Practical Magic: The Book of Magic Kuasai Box Office, Raih US$30 Juta di Pekan Perdana
Arga Pratama -
Practical Magic 2 berhasil memuncaki box office Amerika Utara pada pekan perdana. Namun, film yang kembali mempertemukan Sandra Bullock dan Nicole Kidman itu hanya meraih US$30 juta dari 4.146 bioskop.
Perolehan tersebut berada di bawah ekspektasi awal untuk film fantasi Warner Bros. itu. Dari pasar internasional, Practical Magic 2 menambahkan US$16 juta dari 77 negara. Dengan demikian, film tersebut mengumpulkan US$46 juta secara global pada akhir pekan pertamanya.
Angka tersebut menjadi perhatian karena biaya produksi Practical Magic 2 mencapai sekitar US$75 juta, belum termasuk biaya pemasaran global. Warner Bros. kini mengandalkan kekuatan nostalgia serta popularitas Sandra Bullock dan Nicole Kidman untuk meningkatkan pendapatan film dalam beberapa pekan mendatang.
Debutnya Hampir Menyamai Film Pertama
Jika disesuaikan dengan inflasi, debut Practical Magic 2 di Amerika Utara tidak jauh berbeda dari film pertamanya yang dirilis pada 1998.
Practical Magic saat itu hanya menghasilkan US$13 juta pada pekan pembuka, atau sekitar US$27 juta jika dihitung dengan nilai uang saat ini. Film tersebut awalnya dianggap gagal secara komersial, tetapi kemudian berkembang menjadi film kultus yang memiliki basis penggemar kuat.
Sekuelnya mencoba memanfaatkan popularitas tersebut dengan menghadirkan kembali karakter Sally dan Gillian Owens yang diperankan Sandra Bullock dan Nicole Kidman.
Dalam cerita terbaru, kisah berlangsung sekitar 25 tahun setelah film pertama. Anak-anak Sally dan Gillian menemukan rahasia keluarga yang selama ini tersembunyi dan berusaha mematahkan kutukan yang telah menghantui garis keturunan mereka.
Respons Penonton Lebih Baik daripada Kritikus
Practical Magic 2 mendapat respons kurang positif dari kritikus. Film ini hanya memperoleh skor 36 persen di Rotten Tomatoes.
Namun, penonton memberikan respons yang lebih baik dengan nilai B+ berdasarkan CinemaScore. Mayoritas penonton awal juga berasal dari kelompok perempuan berusia lebih dewasa, yang menunjukkan bahwa film ini masih mampu menarik penggemar lama.

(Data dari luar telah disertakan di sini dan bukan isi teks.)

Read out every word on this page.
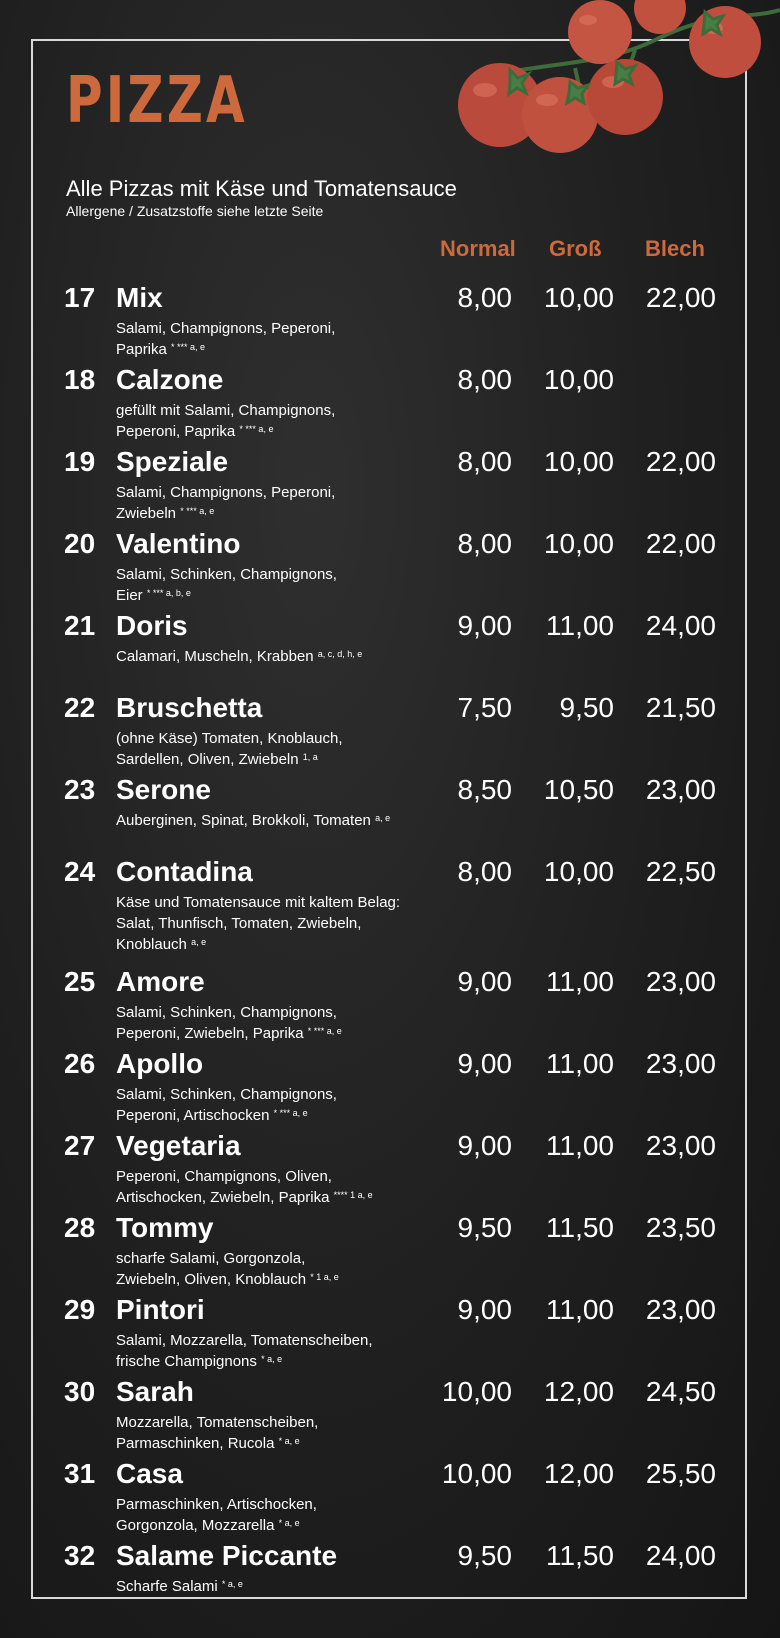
PIZZA
Alle Pizzas mit Käse und Tomatensauce
Allergene / Zusatzstoffe siehe letzte Seite
Normal Groß Blech
17 Mix
Salami, Champignons, Peperoni,
Paprika $^{* *** a, e}$
8,00	10,00	22,00
18 Calzone
gefüllt mit Salami, Champignons,
Peperoni, Paprika $^{* *** a, e}$
8,00	10,00
19 Speziale
Salami, Champignons, Peperoni,
Zwiebeln $^{* *** a, e}$
8,00	10,00	22,00
20 Valentino
Salami, Schinken, Champignons,
Eier $^{* *** a, b, e}$
8,00	10,00	22,00
21 Doris
Calamari, Muscheln, Krabben $^{a, c, d, h, e}$
9,00	11,00	24,00
22 Bruschetta
(ohne Käse) Tomaten, Knoblauch,
Sardellen, Oliven, Zwiebeln $^{1, a}$
7,50	9,50	21,50
23 Serone
Auberginen, Spinat, Brokkoli, Tomaten $^{a, e}$
8,50	10,50	23,00
24 Contadina
Käse und Tomatensauce mit kaltem Belag:
Salat, Thunfisch, Tomaten, Zwiebeln,
Knoblauch $^{a, e}$
8,00	10,00	22,50
25 Amore
Salami, Schinken, Champignons,
Peperoni, Zwiebeln, Paprika $^{* *** a, e}$
9,00	11,00	23,00
26 Apollo
Salami, Schinken, Champignons,
Peperoni, Artischocken $^{* *** a, e}$
9,00	11,00	23,00
27 Vegetaria
Peperoni, Champignons, Oliven,
Artischocken, Zwiebeln, Paprika $^{**** 1 a, e}$
9,00	11,00	23,00
28 Tommy
scharfe Salami, Gorgonzola,
Zwiebeln, Oliven, Knoblauch $^{* 1 a, e}$
9,50	11,50	23,50
29 Pintori
Salami, Mozzarella, Tomatenscheiben,
frische Champignons $^{* a, e}$
9,00	11,00	23,00
30 Sarah
Mozzarella, Tomatenscheiben,
Parmaschinken, Rucola $^{* a, e}$
10,00	12,00	24,50
31 Casa
Parmaschinken, Artischocken,
Gorgonzola, Mozzarella $^{* a, e}$
10,00	12,00	25,50
32 Salame Piccante
Scharfe Salami $^{* a, e}$
9,50	11,50	24,00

Tantangannya adalah memperluas daya tarik ke penonton yang lebih muda. Warner Bros. membutuhkan performa yang lebih kuat dalam beberapa minggu ke depan agar film ini dapat mendekati titik impas.
Spider-Man: Brand New Day Turun ke Posisi Kedua
Keberhasilan Practical Magic 2 menduduki posisi pertama sekaligus mengakhiri dominasi Spider-Man: Brand New Day selama enam pekan.
Film Marvel tersebut berada di posisi kedua dengan tambahan US$8,6 juta pada pekan ketujuh. Secara domestik, Spider-Man: Brand New Day telah mengumpulkan US$935 juta dan mencapai US$2,4 miliar secara global.
Sementara itu, The Odyssey menempati posisi ketiga dengan US$8,1 juta. Film arahan Christopher Nolan tersebut kini telah meraih US$601 juta di Amerika Utara dan US$1,68 miliar secara global.
Di posisi berikutnya, Coyote vs. Acme memperoleh US$6,3 juta, sedangkan film aksi Runner menutup lima besar dengan US$6 juta.
Secara keseluruhan, pasar box office akhir pekan tersebut turun sekitar 43 persen dibandingkan periode yang sama pada 2025. Saat itu, Demon Slayer: Infinity Castle mencetak debut mengejutkan dengan US$70,6 juta.
Meski Practical Magic 2 berhasil menjadi film nomor satu, debut tersebut menunjukkan bahwa nostalgia belum tentu cukup untuk menjamin kesuksesan komersial sebuah sekuel.